When it comes to providing mental health care to its residents, Texas is second to last among ranked U.S. states and territories in mental health spending per capita, according to the Henry J. Kaiser Family Foundation. Surpassed only by California, Texas also has the most Mental Health Care Professional Shortage Areas.
These shortage areas are home to almost 10 million residents, which means Texas, based on the size of its underserved population, has a greater need than any other state. Contributing to this dilemma is the fact that more than two-thirds of licensed clinical psychologists practice in the five most populous counties in the state, leaving the remaining 249 counties with inadequate care. Many counties are without a single licensed clinical psychologist.
Professors and doctoral students at Texas A&M University are helping to narrow the gap between mental health care needs and access to treatment, particularly in rural areas where the shortages are greatest, with the Telehealth Counseling Clinic (TCC).

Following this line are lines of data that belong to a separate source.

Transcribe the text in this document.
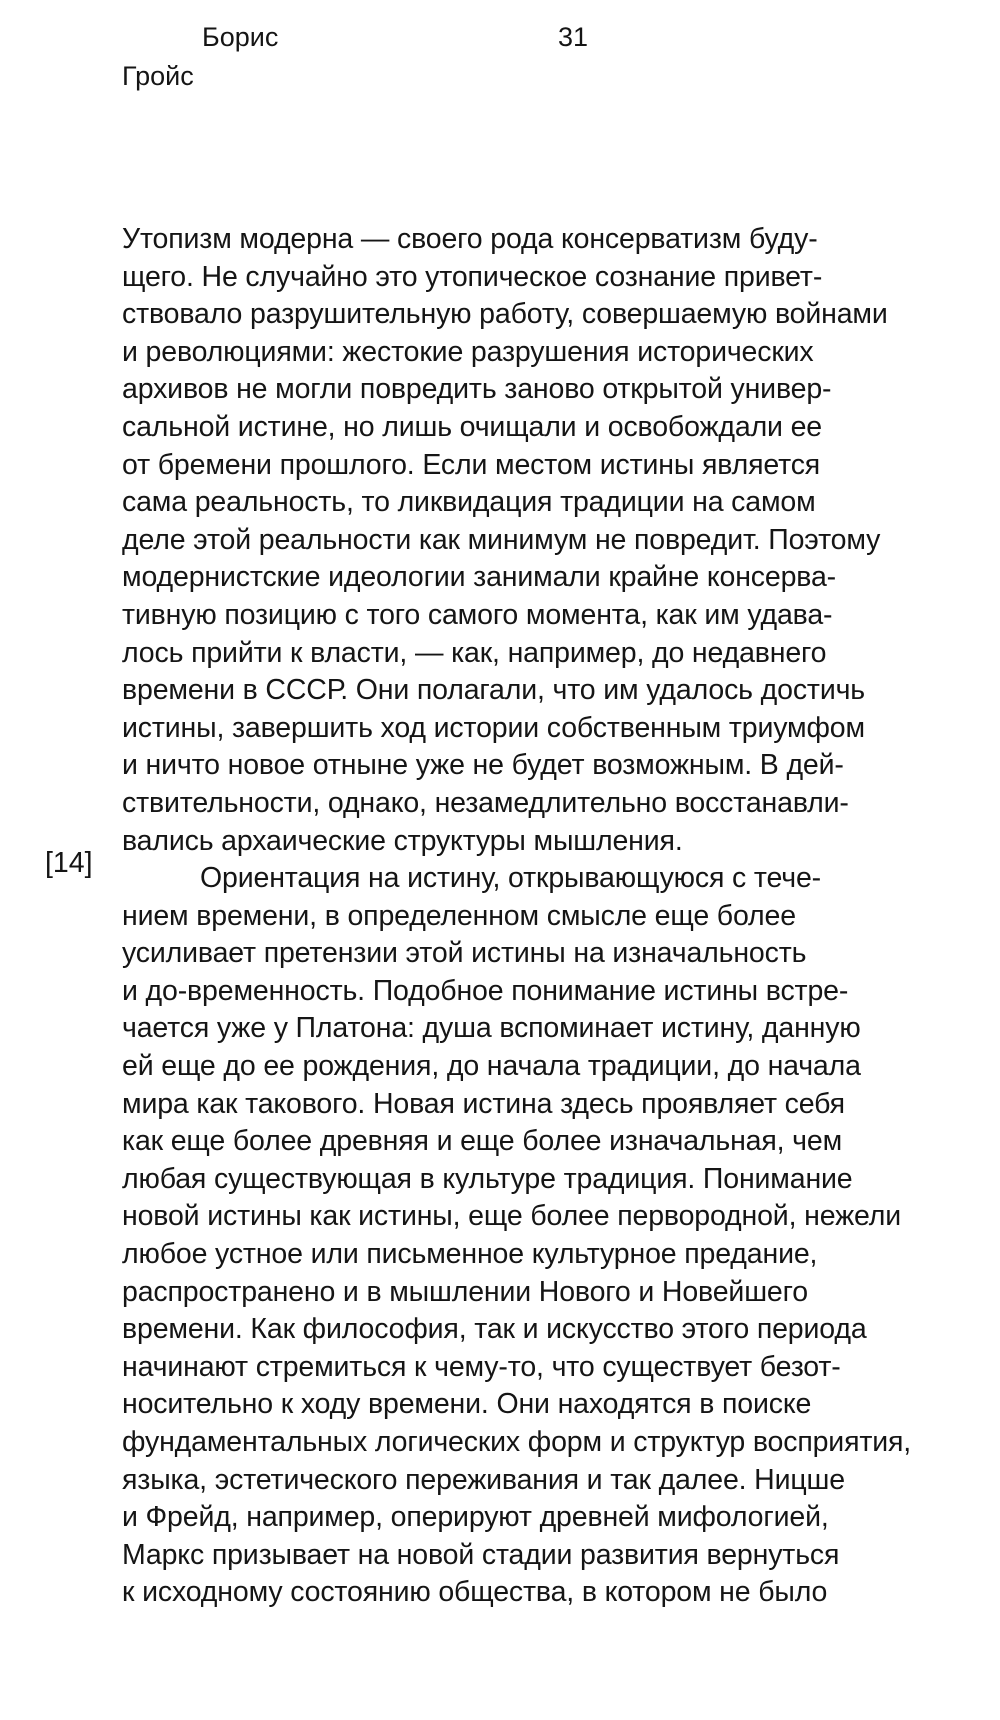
Борис
Гройс
31
[14]
Утопизм модерна — своего рода консерватизм буду-
щего. Не случайно это утопическое сознание привет-
ствовало разрушительную работу, совершаемую войнами
и революциями: жестокие разрушения исторических
архивов не могли повредить заново открытой универ-
сальной истине, но лишь очищали и освобождали ее
от бремени прошлого. Если местом истины является
сама реальность, то ликвидация традиции на самом
деле этой реальности как минимум не повредит. Поэтому
модернистские идеологии занимали крайне консерва-
тивную позицию с того самого момента, как им удава-
лось прийти к власти, — как, например, до недавнего
времени в СССР. Они полагали, что им удалось достичь
истины, завершить ход истории собственным триумфом
и ничто новое отныне уже не будет возможным. В дей-
ствительности, однако, незамедлительно восстанавли-
вались архаические структуры мышления.
Ориентация на истину, открывающуюся с тече-
нием времени, в определенном смысле еще более
усиливает претензии этой истины на изначальность
и до-временность. Подобное понимание истины встре-
чается уже у Платона: душа вспоминает истину, данную
ей еще до ее рождения, до начала традиции, до начала
мира как такового. Новая истина здесь проявляет себя
как еще более древняя и еще более изначальная, чем
любая существующая в культуре традиция. Понимание
новой истины как истины, еще более первородной, нежели
любое устное или письменное культурное предание,
распространено и в мышлении Нового и Новейшего
времени. Как философия, так и искусство этого периода
начинают стремиться к чему-то, что существует безот-
носительно к ходу времени. Они находятся в поиске
фундаментальных логических форм и структур восприятия,
языка, эстетического переживания и так далее. Ницше
и Фрейд, например, оперируют древней мифологией,
Маркс призывает на новой стадии развития вернуться
к исходному состоянию общества, в котором не было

Located on the campus of Texas A&M in College Station, the clinic is pioneering a program that trains doctoral students in telepsychology and provides research opportunities for faculty and students while delivering therapy to underserved communities. The doctoral students counsel clients at satellite clinics in surrounding areas using interactive videoconferencing technology.

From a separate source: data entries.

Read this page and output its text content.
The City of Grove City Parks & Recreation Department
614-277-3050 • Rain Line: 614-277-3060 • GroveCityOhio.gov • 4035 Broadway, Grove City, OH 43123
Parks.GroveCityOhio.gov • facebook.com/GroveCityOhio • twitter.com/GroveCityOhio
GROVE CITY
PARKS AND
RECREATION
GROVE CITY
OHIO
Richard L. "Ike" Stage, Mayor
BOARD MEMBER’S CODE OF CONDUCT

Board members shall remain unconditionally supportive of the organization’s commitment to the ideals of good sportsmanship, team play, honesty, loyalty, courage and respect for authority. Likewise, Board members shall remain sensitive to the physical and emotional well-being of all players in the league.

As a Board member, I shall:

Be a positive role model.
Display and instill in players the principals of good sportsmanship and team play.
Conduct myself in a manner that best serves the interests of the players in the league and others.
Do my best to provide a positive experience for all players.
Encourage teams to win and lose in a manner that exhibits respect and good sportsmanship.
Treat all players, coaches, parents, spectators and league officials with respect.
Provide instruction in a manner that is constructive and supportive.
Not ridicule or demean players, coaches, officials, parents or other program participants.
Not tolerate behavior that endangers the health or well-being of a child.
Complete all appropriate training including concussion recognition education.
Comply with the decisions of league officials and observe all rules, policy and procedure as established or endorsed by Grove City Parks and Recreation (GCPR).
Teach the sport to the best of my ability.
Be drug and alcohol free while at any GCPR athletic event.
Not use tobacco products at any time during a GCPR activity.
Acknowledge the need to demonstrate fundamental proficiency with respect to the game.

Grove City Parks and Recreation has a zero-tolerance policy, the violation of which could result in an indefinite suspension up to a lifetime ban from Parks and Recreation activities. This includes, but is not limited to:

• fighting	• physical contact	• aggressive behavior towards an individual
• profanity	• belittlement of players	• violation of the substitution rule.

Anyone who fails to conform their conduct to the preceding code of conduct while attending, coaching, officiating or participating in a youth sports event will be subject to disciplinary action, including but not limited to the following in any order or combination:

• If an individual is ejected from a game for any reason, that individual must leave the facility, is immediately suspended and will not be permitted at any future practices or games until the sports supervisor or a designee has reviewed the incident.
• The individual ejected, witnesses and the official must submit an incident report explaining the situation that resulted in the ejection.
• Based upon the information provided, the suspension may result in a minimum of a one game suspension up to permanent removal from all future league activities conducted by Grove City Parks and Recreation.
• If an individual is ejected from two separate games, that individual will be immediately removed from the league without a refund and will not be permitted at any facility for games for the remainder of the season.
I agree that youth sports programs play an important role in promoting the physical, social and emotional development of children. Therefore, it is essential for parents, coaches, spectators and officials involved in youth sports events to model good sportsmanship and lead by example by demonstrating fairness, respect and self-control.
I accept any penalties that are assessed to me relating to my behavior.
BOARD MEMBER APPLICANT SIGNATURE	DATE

“Our program is likely the only one of its kind, and serves as a model for other universities and communities,” said Dr. Carly E. McCord, director of clinical services at the TCC and assistant professor in the School of Public Health. “As our clinic approaches 10 years in operation, we have become the experts in this relatively new concept in mental health care, and we get inquiries from psychologists around the world, some wanting to set up telehealth networks in places where psychology degrees aren’t offered, credentialing processes don’t exist and there are no ethical standards.”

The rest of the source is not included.